The functional and regulatory interplay between various MMPs and PD markers further strengthens the implication of MMPs in PD pathogenesis. Thus, α-Syn stimulates the expression of MMP-9 by cultured microglia and astrocytes [181]. Moreover, α-Syn promotes the expression of MT1-MMP and cell adhesion molecule CD44 in microglial cells. Shedding of CD44 by MT1-MMP facilitates microglia detachment from the ECM and promotes its migration in vitro [182]. Accordingly, siRNA-mediated silencing of MT1-MMP dramatically decreases the migration of the microglial cell line BV-2 when transplanted in the injured substantia nigra of 6-OHDA treated mice, suggesting that MT1-MMP stimulates microglia recruitment into injured brain areas and thus accelerates the degenerative process [182]. Mutations in the LRRK2 gene are the most common cause of autosomal dominantly inherited PD [183, 184]. One study on microglia and leukocytes from LRRK2 mutant mice showed that increased levels of inflammatory mediators and decreased levels of anti-inflammatory progranulin (PGRN) were associated with increased and decreased levels of MMP-2 and MMP-9, respectively. Also interesting, hippocampal neurons of LRRK2 mutant mice show high levels of MMP-12 [185], an enzyme that cleaves microglial PGRN, thereby possibly interfering with its anti-inflammatory properties [186]. Together, these data are particularly sound because microglia is a critical regulator of the inflammatory process that accompanies PD pathogenesis (reviewed in [187]).

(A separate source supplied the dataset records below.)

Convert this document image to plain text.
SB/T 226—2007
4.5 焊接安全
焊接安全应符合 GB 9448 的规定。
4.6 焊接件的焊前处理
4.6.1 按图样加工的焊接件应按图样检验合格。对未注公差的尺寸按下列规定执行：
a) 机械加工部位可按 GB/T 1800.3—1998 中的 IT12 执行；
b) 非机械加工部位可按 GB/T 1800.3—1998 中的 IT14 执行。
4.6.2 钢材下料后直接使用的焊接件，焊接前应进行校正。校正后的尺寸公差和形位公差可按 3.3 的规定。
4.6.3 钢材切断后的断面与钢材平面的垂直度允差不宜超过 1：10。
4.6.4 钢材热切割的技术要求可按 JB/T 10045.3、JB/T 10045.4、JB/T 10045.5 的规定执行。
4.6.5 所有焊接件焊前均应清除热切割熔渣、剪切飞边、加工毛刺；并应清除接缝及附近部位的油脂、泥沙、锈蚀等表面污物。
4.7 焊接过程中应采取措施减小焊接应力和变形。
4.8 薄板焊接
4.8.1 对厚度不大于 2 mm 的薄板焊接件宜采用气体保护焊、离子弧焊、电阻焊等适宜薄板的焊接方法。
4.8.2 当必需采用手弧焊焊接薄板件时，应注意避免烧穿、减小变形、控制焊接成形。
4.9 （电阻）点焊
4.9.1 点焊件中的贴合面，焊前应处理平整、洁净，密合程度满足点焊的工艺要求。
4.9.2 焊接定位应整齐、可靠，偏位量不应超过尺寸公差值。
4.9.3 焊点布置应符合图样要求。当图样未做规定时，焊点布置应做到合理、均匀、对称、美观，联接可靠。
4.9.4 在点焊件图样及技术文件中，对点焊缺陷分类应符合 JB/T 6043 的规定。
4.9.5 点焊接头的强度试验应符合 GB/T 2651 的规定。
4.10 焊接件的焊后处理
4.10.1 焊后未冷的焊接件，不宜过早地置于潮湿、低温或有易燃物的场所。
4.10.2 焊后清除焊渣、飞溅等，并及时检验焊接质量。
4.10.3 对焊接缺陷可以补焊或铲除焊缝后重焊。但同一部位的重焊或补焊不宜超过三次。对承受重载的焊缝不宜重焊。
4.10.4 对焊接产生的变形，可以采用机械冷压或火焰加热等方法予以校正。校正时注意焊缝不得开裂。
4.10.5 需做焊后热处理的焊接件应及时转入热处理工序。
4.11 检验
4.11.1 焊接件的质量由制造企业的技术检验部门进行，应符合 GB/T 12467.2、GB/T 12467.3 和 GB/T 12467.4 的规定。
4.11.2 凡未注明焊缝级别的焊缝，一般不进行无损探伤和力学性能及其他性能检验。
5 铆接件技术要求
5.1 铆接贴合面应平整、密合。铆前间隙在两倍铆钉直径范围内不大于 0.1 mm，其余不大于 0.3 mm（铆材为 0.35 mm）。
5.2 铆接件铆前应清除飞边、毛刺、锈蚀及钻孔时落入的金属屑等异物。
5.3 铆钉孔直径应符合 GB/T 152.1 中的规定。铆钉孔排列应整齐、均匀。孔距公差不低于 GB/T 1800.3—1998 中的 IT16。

In order to implement cell-based neuroprotective strategies against PD, conditioned media from cultured mesenchymal stem cells (MSC) have been used to disaggregate preformed α-Syn fibrils in vitro, with the consequent increase in cell viability. Conditioned media of cells treated with MMP-2 siRNA prevented the beneficial effects of normal conditioned media, suggesting that MMP-2 is one of the soluble factors that confer neuroprotection [188]. In line with these observations, reduced levels of MMP-2 in MPTP-treated mice can be restored by the inoculation of MSC. In addition, injection of MMP-2 in the brain of mice pre-inoculated with α-Syn degrades extracellular α-Syn aggregates and oligomers [188]. Also consistent with these data, MMP-2 levels were decreased in the substantia nigra of post mortem PD brains, while those of TIMP-1 were increased [189]. Whether the MMP/TIMP ratio may be used as a marker of PD progression is still unclear, despite studies associating reduced TIMP-2 levels and increased vulnerability of neuroblastoma cells to MPTP or 6-OHDA, which is consistent with TIMP-2 preventing the effects of these neurotoxins [190]. It appears, therefore, that different MMPs display opposite actions in PD; while MMP-3 cleavage of α-Syn could promote its aggregation into neurotoxic fibrils, MMP-2 could rather degrade them, thus providing neuroprotection. Therefore, the distinction between both MMPs should be considered in prospective anti-PD therapies with MMPs as potential targets in PD. In this line, it has been shown that the inhibition of MMP-8 in the LRRK2G2019S mouse model reduces the levels of inflammatory mediators and improves locomotor activity during systemic inflammatory LPS challenge [191]. Likewise, hydroxamate-based MMP inhibitor Ro28-2653, which targets MMP-2, -9 and MT1-MMP, significantly reduces neuronal loss and MMP-9 levels in the substantia nigra of MPTP-treated mice [192].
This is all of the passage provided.